After all, it’s the first Game 5 in the WNBA Finals since 2009. The Phoenix Mercury knocked off the Indiana Fever in five games that year, and that series was one marked by similar talks of the series’ place among the best WNBA Finals in league history.
Now, four games into the series, the WNBA Finals 2015 presented by Boost Mobile has created its own lore. Indiana took Game 1 on the road, which gave the Indiana Fever two games at home to win the title.
But as Maya Moore has done throughout her young, yet illustrious career, she hit a clutch shot when her team was in dire need of heroics. With 1.7 seconds remaining in Game 3, Moore hit what will go down as one of the biggest shot in WNBA Finals history.
Suddenly, Indiana was on the ropes. Again. Yet the Fever rose to the occasion in Game 4 behind a balanced effort from Marissa Coleman, Shenise Johnson, Tamika Catchings and the Fever bench.
So now it’s Game 5. As Fever guard Briann January said following Game 4, the fifth and final game will be an all-out “war.”
“It’s going to take absolutely everything,” January said, “and I’m sure everybody is going to say that, but it is. I’m sure [Minnesota’s] going to come out pissed off that they lost a game, that they lost an opportunity to win a championship in four. We have to be ready for that. We have to play our best basketball of the year, plain and simple, to be able to walk out of there with a championship. So, it’s going to be tough and we’ve got to clean it up and refocus and get better before then.”
Fever forward Marissa Coleman hasn’t played in a game of this magnitude since she was playing for an NCAA title at the University of Maryland. That experience, though, is beneficial for Coleman’s approach to Game 5. It’s a winner-take-all game for a chance to culminate a season’s worth of hard work.
“It’s going to take everything,” Coleman said. “We’re going to have to put together a complete 40-minute game. There’s not going to be a lot of margin for errors. We’re not going to be able to say, ‘Oh, next game.’ All the little mistakes we made [in Game 4], offensive rebounds. It’s going to be even more crucial next game.”
For Minnesota, Game 5 is a second chance this series to bring home the franchise’s third WNBA title (2011, 2013). It’s a chance to avenge the franchise’s 2012 loss to Indiana, which is something the players have shied away from discussing, but undoubtedly something that weighs in the back of the core’s minds.
“It’s going to be a grind,” said Lynx forward Rebekkah Brunson, who was a member of that 2012 Lynx team. “It’s going to be a fight.
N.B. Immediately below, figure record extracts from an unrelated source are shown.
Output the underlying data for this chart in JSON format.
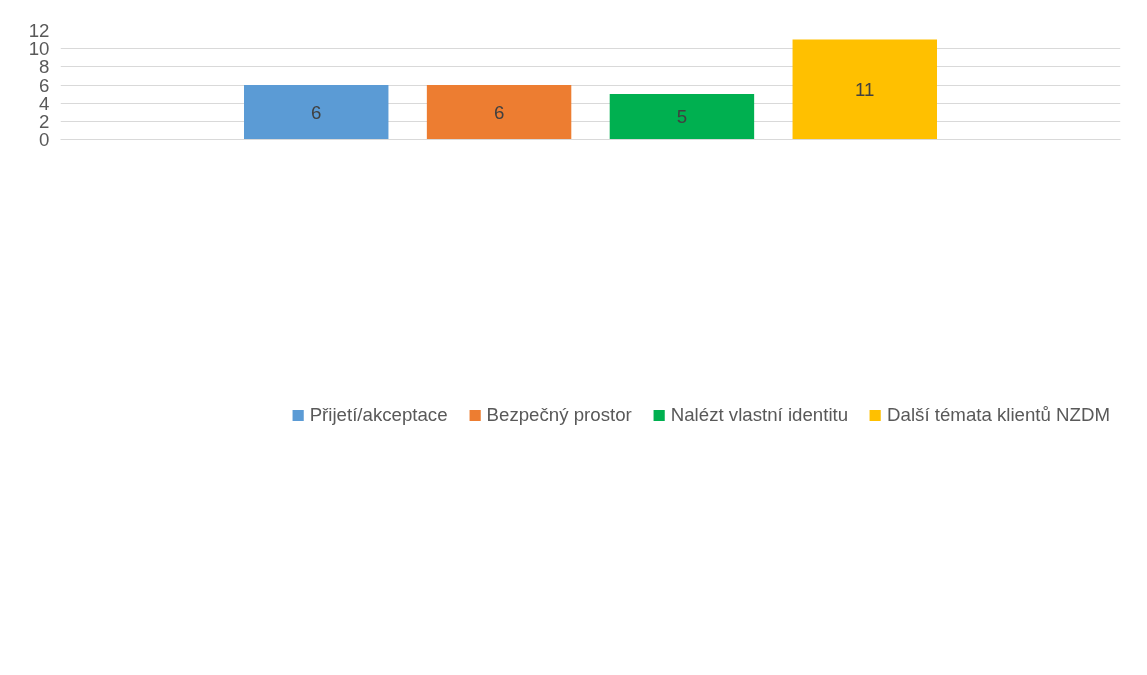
{
  "chart_data": {
    "type": "bar",
    "categories": [
      null
    ],
    "series": [
      {
        "name": "Přijetí/akceptace",
        "color": "#5b9bd5",
        "values": [
          6
        ]
      },
      {
        "name": "Bezpečný prostor",
        "color": "#ed7d31",
        "values": [
          6
        ]
      },
      {
        "name": "Nalézt vlastní identitu",
        "color": "#00b050",
        "values": [
          5
        ]
      },
      {
        "name": "Další témata klientů NZDM",
        "color": "#ffc000",
        "values": [
          11
        ]
      }
    ],
    "ylim": [
      0,
      12
    ],
    "yticks": [
      0,
      2,
      4,
      6,
      8,
      10,
      12
    ],
    "grid": "y",
    "legend": "bottom",
    "data_labels": true
  }
}
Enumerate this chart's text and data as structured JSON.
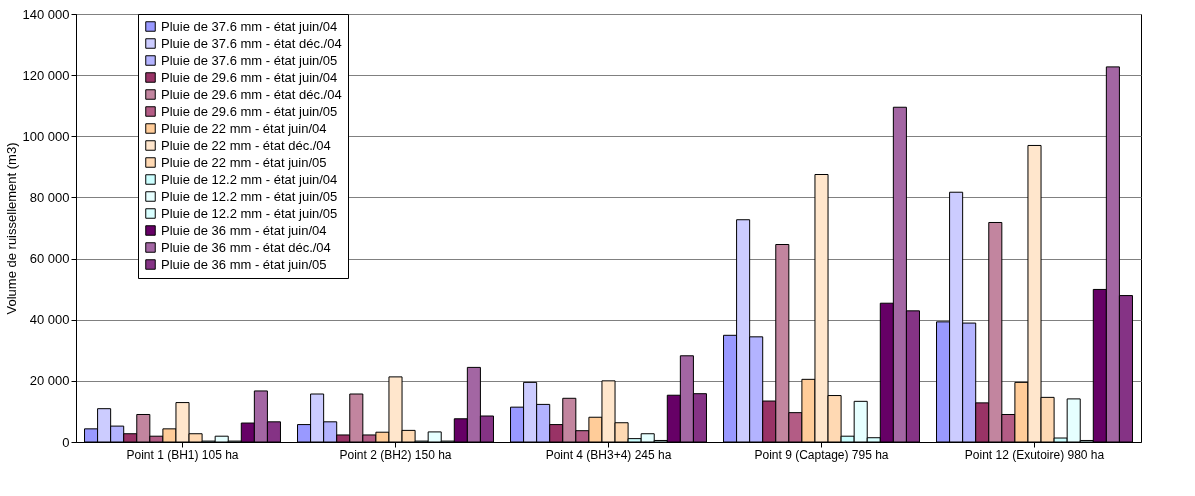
{
  "chart_data": {
    "type": "bar",
    "ylabel": "Volume de ruissellement (m3)",
    "categories": [
      "Point 1 (BH1) 105 ha",
      "Point 2 (BH2) 150 ha",
      "Point 4 (BH3+4) 245 ha",
      "Point 9 (Captage) 795 ha",
      "Point 12 (Exutoire) 980 ha"
    ],
    "series": [
      {
        "name": "Pluie de 37.6 mm - état juin/04",
        "color": "#9999ff",
        "values": [
          4300,
          5700,
          11400,
          34900,
          39300
        ]
      },
      {
        "name": "Pluie de 37.6 mm - état déc./04",
        "color": "#ccccff",
        "values": [
          10900,
          15700,
          19500,
          72700,
          81700
        ]
      },
      {
        "name": "Pluie de 37.6 mm - état juin/05",
        "color": "#b3b3ff",
        "values": [
          5200,
          6600,
          12300,
          34400,
          38900
        ]
      },
      {
        "name": "Pluie de 29.6 mm - état juin/04",
        "color": "#993366",
        "values": [
          2700,
          2300,
          5700,
          13400,
          12800
        ]
      },
      {
        "name": "Pluie de 29.6 mm - état déc./04",
        "color": "#c2859f",
        "values": [
          9000,
          15700,
          14300,
          64600,
          71800
        ]
      },
      {
        "name": "Pluie de 29.6 mm  - état juin/05",
        "color": "#b35c85",
        "values": [
          1900,
          2300,
          3700,
          9600,
          9000
        ]
      },
      {
        "name": "Pluie de 22 mm - état juin/04",
        "color": "#ffcc99",
        "values": [
          4300,
          3200,
          8100,
          20500,
          19500
        ]
      },
      {
        "name": "Pluie de 22 mm - état déc./04",
        "color": "#ffe6cc",
        "values": [
          12900,
          21300,
          20000,
          87500,
          97000
        ]
      },
      {
        "name": "Pluie de 22 mm - état juin/05",
        "color": "#ffd9b3",
        "values": [
          2700,
          3800,
          6300,
          15200,
          14600
        ]
      },
      {
        "name": "Pluie de 12.2 mm - état juin/04",
        "color": "#ccffff",
        "values": [
          300,
          300,
          1100,
          1900,
          1300
        ]
      },
      {
        "name": "Pluie de 12.2 mm - état juin/05",
        "color": "#e6ffff",
        "values": [
          1900,
          3300,
          2700,
          13300,
          14100
        ]
      },
      {
        "name": "Pluie de 12.2 mm - état juin/05",
        "color": "#d9ffff",
        "values": [
          300,
          300,
          500,
          1400,
          500
        ]
      },
      {
        "name": "Pluie de 36 mm - état juin/04",
        "color": "#660066",
        "values": [
          6200,
          7600,
          15300,
          45400,
          49900
        ]
      },
      {
        "name": "Pluie de 36 mm - état déc./04",
        "color": "#a366a3",
        "values": [
          16700,
          24400,
          28200,
          109500,
          122700
        ]
      },
      {
        "name": "Pluie de 36 mm - état juin/05",
        "color": "#853385",
        "values": [
          6600,
          8500,
          15800,
          42900,
          47900
        ]
      }
    ],
    "ylim": [
      0,
      140000
    ],
    "yticks": [
      0,
      {
        "value": 20000,
        "label": "20 000"
      },
      {
        "value": 40000,
        "label": "40 000"
      },
      {
        "value": 60000,
        "label": "60 000"
      },
      {
        "value": 80000,
        "label": "80 000"
      },
      {
        "value": 100000,
        "label": "100 000"
      },
      {
        "value": 120000,
        "label": "120 000"
      },
      {
        "value": 140000,
        "label": "140 000"
      }
    ],
    "grid": "y",
    "legend": "top left"
  }
}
I think you have two teams here that are really intense and are really going to try to leave everything out there to do what they can to get the win for their team. I think it’s going to be intense, it’s going to be exciting, but it’s definitely going to be a fight.”
“It’s huge,” added Brunson’s frontcourt-mate Devereaux Peters. “It’s kind of back to that feeling you had in college. You never know when your last game is going to be, so you have to fight every night. With the league you can be a little bit more calm because you know it’s a series, but I haven’t really been a part of many series that come down to this. Especially in five games, obviously, it’s been a long time. It’s huge. It’s very big for us and the league. And just the fact that it’s been such a great series all around, it’s been fun to be a part of.”